2. Additional information is available but is not being shared with the public. To take one example, the Aircraft Communications Addressing and Reporting System (ACARS) on Flight 370 was functioning and automatically sent data on four critical systems, including the engines. This data has not been released by Malaysian Airlines.

It also appears that the pilot of another 777 airliner heading to Japan contacted the pilot in Flight 370 and reported the transmission was garbled.

Even with the transponder off, the aircraft would appear on primary (military) radar. The Malaysian military tracked Flight 370 but is dissembling. Clearly the authorities are not revealing the full extent of what is known.

3. Satellite imagery did not detect a high-altitude explosion. This excludes all scenarios in which the aircraft crashes into another plane, explodes in mid-air, etc.
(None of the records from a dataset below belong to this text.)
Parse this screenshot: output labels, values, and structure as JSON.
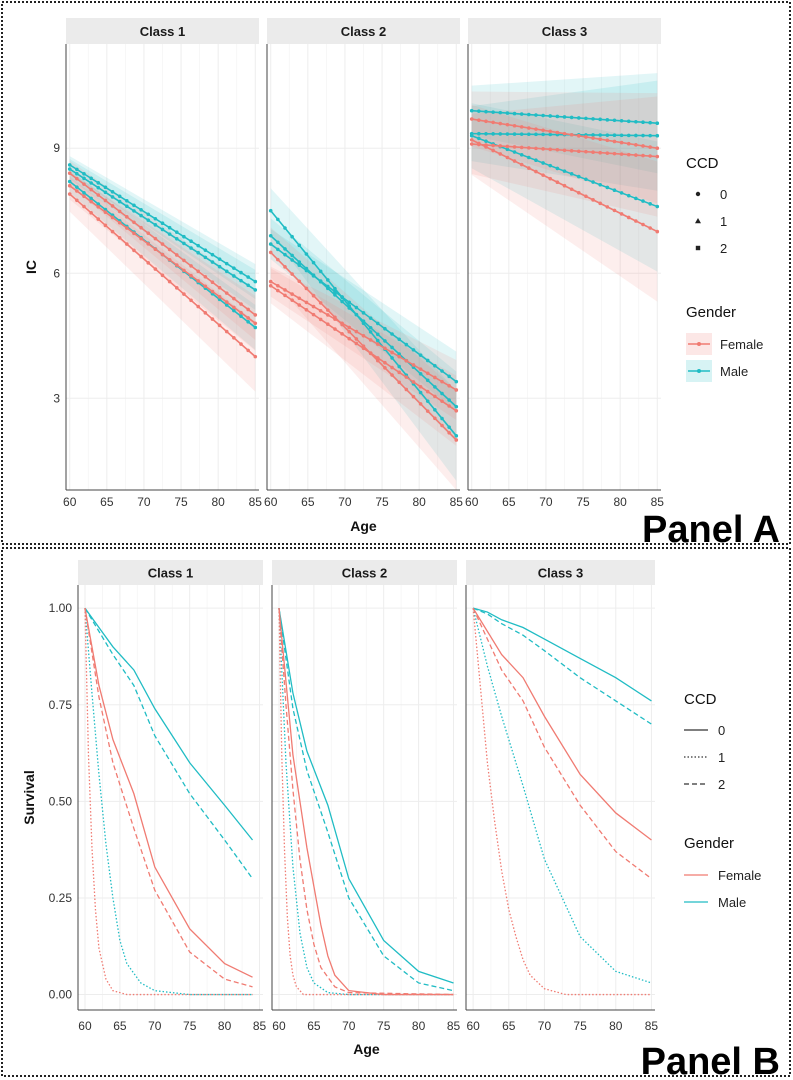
{
  "colors": {
    "female": "#f07b72",
    "male": "#20bcc4",
    "strip": "#ebebeb",
    "grid": "#ededed"
  },
  "chart_data": [
    {
      "type": "line",
      "panel_label": "Panel A",
      "xlabel": "Age",
      "ylabel": "IC",
      "xlim": [
        59.5,
        85.5
      ],
      "ylim": [
        0.8,
        11.5
      ],
      "xticks": [
        60,
        65,
        70,
        75,
        80,
        85
      ],
      "xtick_labels": [
        "60",
        "65",
        "70",
        "75",
        "80",
        "85"
      ],
      "yticks": [
        3,
        6,
        9
      ],
      "ytick_labels": [
        "3",
        "6",
        "9"
      ],
      "facets": [
        "Class 1",
        "Class 2",
        "Class 3"
      ],
      "legend": {
        "ccd_title": "CCD",
        "ccd_items": [
          "0",
          "1",
          "2"
        ],
        "gender_title": "Gender",
        "gender_items": [
          "Female",
          "Male"
        ]
      },
      "series": [
        {
          "facet": "Class 1",
          "gender": "Male",
          "ccd": "0",
          "x": [
            60,
            85
          ],
          "y": [
            8.6,
            5.8
          ],
          "ci": 0.35
        },
        {
          "facet": "Class 1",
          "gender": "Male",
          "ccd": "1",
          "x": [
            60,
            85
          ],
          "y": [
            8.2,
            4.7
          ],
          "ci": 0.45
        },
        {
          "facet": "Class 1",
          "gender": "Male",
          "ccd": "2",
          "x": [
            60,
            85
          ],
          "y": [
            8.5,
            5.6
          ],
          "ci": 0.4
        },
        {
          "facet": "Class 1",
          "gender": "Female",
          "ccd": "0",
          "x": [
            60,
            85
          ],
          "y": [
            8.4,
            5.0
          ],
          "ci": 0.5
        },
        {
          "facet": "Class 1",
          "gender": "Female",
          "ccd": "1",
          "x": [
            60,
            85
          ],
          "y": [
            7.9,
            4.0
          ],
          "ci": 0.7
        },
        {
          "facet": "Class 1",
          "gender": "Female",
          "ccd": "2",
          "x": [
            60,
            85
          ],
          "y": [
            8.1,
            4.8
          ],
          "ci": 0.55
        },
        {
          "facet": "Class 2",
          "gender": "Male",
          "ccd": "0",
          "x": [
            60,
            85
          ],
          "y": [
            6.7,
            3.4
          ],
          "ci": 0.6
        },
        {
          "facet": "Class 2",
          "gender": "Male",
          "ccd": "1",
          "x": [
            60,
            85
          ],
          "y": [
            7.5,
            2.1
          ],
          "ci": 0.9
        },
        {
          "facet": "Class 2",
          "gender": "Male",
          "ccd": "2",
          "x": [
            60,
            85
          ],
          "y": [
            6.9,
            2.8
          ],
          "ci": 0.7
        },
        {
          "facet": "Class 2",
          "gender": "Female",
          "ccd": "0",
          "x": [
            60,
            85
          ],
          "y": [
            5.8,
            3.2
          ],
          "ci": 0.6
        },
        {
          "facet": "Class 2",
          "gender": "Female",
          "ccd": "1",
          "x": [
            60,
            85
          ],
          "y": [
            6.5,
            2.0
          ],
          "ci": 1.0
        },
        {
          "facet": "Class 2",
          "gender": "Female",
          "ccd": "2",
          "x": [
            60,
            85
          ],
          "y": [
            5.7,
            2.7
          ],
          "ci": 0.7
        },
        {
          "facet": "Class 3",
          "gender": "Male",
          "ccd": "0",
          "x": [
            60,
            85
          ],
          "y": [
            9.9,
            9.6
          ],
          "ci": 1.0
        },
        {
          "facet": "Class 3",
          "gender": "Male",
          "ccd": "1",
          "x": [
            60,
            85
          ],
          "y": [
            9.3,
            7.6
          ],
          "ci": 1.3
        },
        {
          "facet": "Class 3",
          "gender": "Male",
          "ccd": "2",
          "x": [
            60,
            85
          ],
          "y": [
            9.35,
            9.3
          ],
          "ci": 1.1
        },
        {
          "facet": "Class 3",
          "gender": "Female",
          "ccd": "0",
          "x": [
            60,
            85
          ],
          "y": [
            9.7,
            9.0
          ],
          "ci": 1.1
        },
        {
          "facet": "Class 3",
          "gender": "Female",
          "ccd": "1",
          "x": [
            60,
            85
          ],
          "y": [
            9.2,
            7.0
          ],
          "ci": 1.4
        },
        {
          "facet": "Class 3",
          "gender": "Female",
          "ccd": "2",
          "x": [
            60,
            85
          ],
          "y": [
            9.1,
            8.8
          ],
          "ci": 1.2
        }
      ]
    },
    {
      "type": "line",
      "panel_label": "Panel B",
      "xlabel": "Age",
      "ylabel": "Survival",
      "xlim": [
        59,
        85.5
      ],
      "ylim": [
        -0.04,
        1.06
      ],
      "xticks": [
        60,
        65,
        70,
        75,
        80,
        85
      ],
      "xtick_labels": [
        "60",
        "65",
        "70",
        "75",
        "80",
        "85"
      ],
      "yticks": [
        0,
        0.25,
        0.5,
        0.75,
        1
      ],
      "ytick_labels": [
        "0.00",
        "0.25",
        "0.50",
        "0.75",
        "1.00"
      ],
      "facets": [
        "Class 1",
        "Class 2",
        "Class 3"
      ],
      "legend": {
        "ccd_title": "CCD",
        "ccd_items": [
          "0",
          "1",
          "2"
        ],
        "gender_title": "Gender",
        "gender_items": [
          "Female",
          "Male"
        ]
      },
      "series": [
        {
          "facet": "Class 1",
          "gender": "Male",
          "ccd": "0",
          "x": [
            60,
            62,
            64,
            67,
            70,
            75,
            80,
            84
          ],
          "y": [
            1.0,
            0.95,
            0.9,
            0.84,
            0.74,
            0.6,
            0.49,
            0.4
          ]
        },
        {
          "facet": "Class 1",
          "gender": "Male",
          "ccd": "2",
          "x": [
            60,
            62,
            64,
            67,
            70,
            75,
            80,
            84
          ],
          "y": [
            1.0,
            0.94,
            0.88,
            0.8,
            0.67,
            0.52,
            0.4,
            0.3
          ]
        },
        {
          "facet": "Class 1",
          "gender": "Male",
          "ccd": "1",
          "x": [
            60,
            61,
            62,
            63,
            64,
            65,
            66,
            68,
            70,
            75,
            84
          ],
          "y": [
            1.0,
            0.78,
            0.57,
            0.39,
            0.25,
            0.14,
            0.08,
            0.03,
            0.01,
            0.0,
            0.0
          ]
        },
        {
          "facet": "Class 1",
          "gender": "Female",
          "ccd": "0",
          "x": [
            60,
            62,
            64,
            67,
            70,
            75,
            80,
            84
          ],
          "y": [
            1.0,
            0.8,
            0.66,
            0.52,
            0.33,
            0.17,
            0.08,
            0.045
          ]
        },
        {
          "facet": "Class 1",
          "gender": "Female",
          "ccd": "2",
          "x": [
            60,
            62,
            64,
            67,
            70,
            75,
            80,
            84
          ],
          "y": [
            1.0,
            0.77,
            0.6,
            0.43,
            0.27,
            0.11,
            0.04,
            0.02
          ]
        },
        {
          "facet": "Class 1",
          "gender": "Female",
          "ccd": "1",
          "x": [
            60,
            60.5,
            61,
            61.5,
            62,
            63,
            64,
            66,
            84
          ],
          "y": [
            1.0,
            0.62,
            0.38,
            0.22,
            0.12,
            0.04,
            0.01,
            0.0,
            0.0
          ]
        },
        {
          "facet": "Class 2",
          "gender": "Male",
          "ccd": "0",
          "x": [
            60,
            62,
            64,
            67,
            70,
            75,
            80,
            85
          ],
          "y": [
            1.0,
            0.78,
            0.63,
            0.49,
            0.3,
            0.14,
            0.06,
            0.03
          ]
        },
        {
          "facet": "Class 2",
          "gender": "Male",
          "ccd": "2",
          "x": [
            60,
            62,
            64,
            67,
            70,
            75,
            80,
            85
          ],
          "y": [
            1.0,
            0.74,
            0.58,
            0.42,
            0.25,
            0.1,
            0.03,
            0.01
          ]
        },
        {
          "facet": "Class 2",
          "gender": "Male",
          "ccd": "1",
          "x": [
            60,
            61,
            62,
            63,
            64,
            65,
            67,
            70,
            85
          ],
          "y": [
            1.0,
            0.6,
            0.33,
            0.16,
            0.07,
            0.03,
            0.005,
            0.0,
            0.0
          ]
        },
        {
          "facet": "Class 2",
          "gender": "Female",
          "ccd": "0",
          "x": [
            60,
            62,
            64,
            65,
            66,
            67,
            68,
            70,
            75,
            85
          ],
          "y": [
            1.0,
            0.62,
            0.38,
            0.28,
            0.18,
            0.1,
            0.05,
            0.01,
            0.0,
            0.0
          ]
        },
        {
          "facet": "Class 2",
          "gender": "Female",
          "ccd": "2",
          "x": [
            60,
            61,
            62,
            63,
            64,
            65,
            66,
            68,
            70,
            85
          ],
          "y": [
            1.0,
            0.75,
            0.53,
            0.35,
            0.22,
            0.13,
            0.07,
            0.02,
            0.005,
            0.0
          ]
        },
        {
          "facet": "Class 2",
          "gender": "Female",
          "ccd": "1",
          "x": [
            60,
            60.4,
            60.8,
            61.2,
            61.6,
            62,
            62.5,
            63.5,
            85
          ],
          "y": [
            1.0,
            0.62,
            0.37,
            0.2,
            0.1,
            0.05,
            0.02,
            0.0,
            0.0
          ]
        },
        {
          "facet": "Class 3",
          "gender": "Male",
          "ccd": "0",
          "x": [
            60,
            62,
            64,
            67,
            70,
            75,
            80,
            85
          ],
          "y": [
            1.0,
            0.99,
            0.97,
            0.95,
            0.92,
            0.87,
            0.82,
            0.76
          ]
        },
        {
          "facet": "Class 3",
          "gender": "Male",
          "ccd": "2",
          "x": [
            60,
            62,
            64,
            67,
            70,
            75,
            80,
            85
          ],
          "y": [
            1.0,
            0.985,
            0.96,
            0.93,
            0.89,
            0.82,
            0.76,
            0.7
          ]
        },
        {
          "facet": "Class 3",
          "gender": "Male",
          "ccd": "1",
          "x": [
            60,
            62,
            64,
            67,
            70,
            75,
            80,
            85
          ],
          "y": [
            1.0,
            0.85,
            0.72,
            0.54,
            0.35,
            0.15,
            0.06,
            0.03
          ]
        },
        {
          "facet": "Class 3",
          "gender": "Female",
          "ccd": "0",
          "x": [
            60,
            62,
            64,
            67,
            70,
            75,
            80,
            85
          ],
          "y": [
            1.0,
            0.94,
            0.88,
            0.82,
            0.72,
            0.57,
            0.47,
            0.4
          ]
        },
        {
          "facet": "Class 3",
          "gender": "Female",
          "ccd": "2",
          "x": [
            60,
            62,
            64,
            67,
            70,
            75,
            80,
            85
          ],
          "y": [
            1.0,
            0.92,
            0.84,
            0.76,
            0.64,
            0.49,
            0.37,
            0.3
          ]
        },
        {
          "facet": "Class 3",
          "gender": "Female",
          "ccd": "1",
          "x": [
            60,
            61,
            62,
            63,
            64,
            65,
            66,
            67,
            68,
            70,
            73,
            85
          ],
          "y": [
            1.0,
            0.8,
            0.6,
            0.45,
            0.32,
            0.22,
            0.15,
            0.09,
            0.05,
            0.015,
            0.0,
            0.0
          ]
        }
      ]
    }
  ]
}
4. Flight 370 changed course and altitude, and then maintained the new bearing for hundreds of miles and an additional hour of flight after losing contact with ATC (air traffic control). This limits scenarios in which decompression causes everyone on board to lose consciousness or a catastrophic electrical fire incapacitating the flight deck to an emergency that enabled the pilots to set a new course before losing consciousness or control of the aircraft.

5. The Malaysian military reported Flight 370’s altitude as 29,500 feet. This conflicts with eyewitness accounts from fishermen reporting a large aircraft at a much lower altitude around 1,000 meters (3,000 feet). If the radar altitude is correct, this suggests the aircraft was not experiencing decompression, as the pilots would descend as an emergency response to decompression. If the fishermen’s report is accurate, then decompression would not be an issue.